Un grupo de 47 observadores electorales de Global Exchange, provenientes de 13 países, llegó a Honduras en medio de fuertes señalamientos sobre la injerencia estadounidense en el proceso electoral del país.

La misión, organizada junto al Centro Hondureño de Estudios para la Democracia (CESPAD), tendrá presencia en todo el país el próximo 30 de noviembre, día en que los hondureños elegirán un presidente, 128 diputados al Congreso Nacional y autoridades municipales en 298 alcaldías.

La tensión aumentó luego de que, en plena semana del silencio electoral, el presidente estadounidense Donald Trump emitiera un mensaje respaldando públicamente al candidato nacionalista Tito Asfura. En su publicación, Trump atacó a los demás aspirantes, a quienes calificó como “comunistas”, “narcoterroristas” y “poco fiables”, instando a los votantes hondureños a apoyar a Asfura.

Para Global Exchange, esta postura representa una escalada de injerencia política. Ted Lewis, representante de la organización, señaló que estas declaraciones “no solo son irrespetuosas con la soberanía y dignidad democrática de Honduras, sino que forman parte del retorno a una diplomacia agresiva”, mencionando además el aumento de presencia militar estadounidense y acciones ilegales contra embarcaciones civiles en aguas cercanas a Colombia y Venezuela.

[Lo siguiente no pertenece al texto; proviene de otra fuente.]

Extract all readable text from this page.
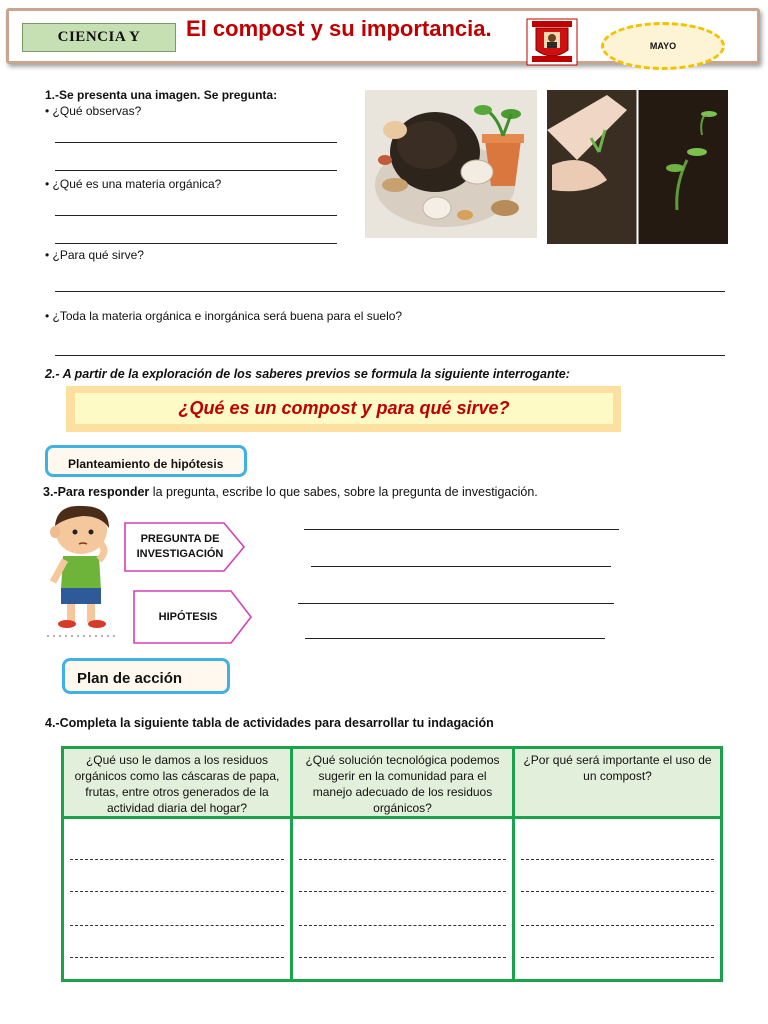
CIENCIA Y	El compost y su importancia.
MAYO
1.-Se presenta una imagen. Se pregunta:
• ¿Qué observas?
• ¿Qué es una materia orgánica?
• ¿Para qué sirve?
• ¿Toda la materia orgánica e inorgánica será buena para el suelo?
2.- A partir de la exploración de los saberes previos se formula la siguiente interrogante:
¿Qué es un compost y para qué sirve?
Planteamiento de hipótesis
3.-Para responder la pregunta, escribe lo que sabes, sobre la pregunta de investigación.
PREGUNTA DE
INVESTIGACIÓN
HIPÓTESIS
Plan de acción
4.-Completa la siguiente tabla de actividades para desarrollar tu indagación
¿Qué uso le damos a los residuos orgánicos como las cáscaras de papa, frutas, entre otros generados de la actividad diaria del hogar?
¿Qué solución tecnológica podemos sugerir en la comunidad para el manejo adecuado de los residuos orgánicos?
¿Por qué será importante el uso de un compost?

El ambiente político hondureño se ha visto marcado por mensajes y discursos “anticomunistas” provenientes de audiencias en el Congreso de Estados Unidos, columnas de opinión y comunicados del Departamento de Estado. Según Karen Spring, coordinadora de la misión internacional y parte de la Red de Solidaridad con Honduras, este tipo de mensajes coinciden con las narrativas de sectores que apoyaron el golpe militar de 2009.

Asegurando que la campaña electoral de 2025 ha estado marcada por polarización, alarmismo e intentos de debilitar la confianza en el sistema electoral, para derrocar a un gobierno considerado desfavorable a los intereses estadounidenses.

Frente a este contexto, Global Exchange ha mencionado que su misión no está vinculada a ningún partido y que su única responsabilidad es documentar las condiciones del proceso electoral. La organización rechazó cualquier intento de Estados Unidos, Trump o actores externos de influir en la voluntad de los hondureños.

Durante la jornada electoral, los observadores del CESPAD y Global Exchange recorrerán distintas zonas del país, incluidos puntos considerados sensibles, reportando incidencias en tiempo real al centro de monitoreo ubicado en Tegucigalpa.

Lucía Vijil, integrante del equipo, aseguró que cuentan con una metodología sólida y basada en la ley, que incluye comunicación directa con las instituciones electorales.

“Contamos con una metodología robusta, con fundamento en la ley, que nos permitirá observar, con evidencia y canales directos con las instituciones electorales, lo que nos permitirá abordar cualquier inconsistencia. Respetamos el rol de la autoridad electoral y nos comprometemos a garantizar la legitimidad de este proceso”.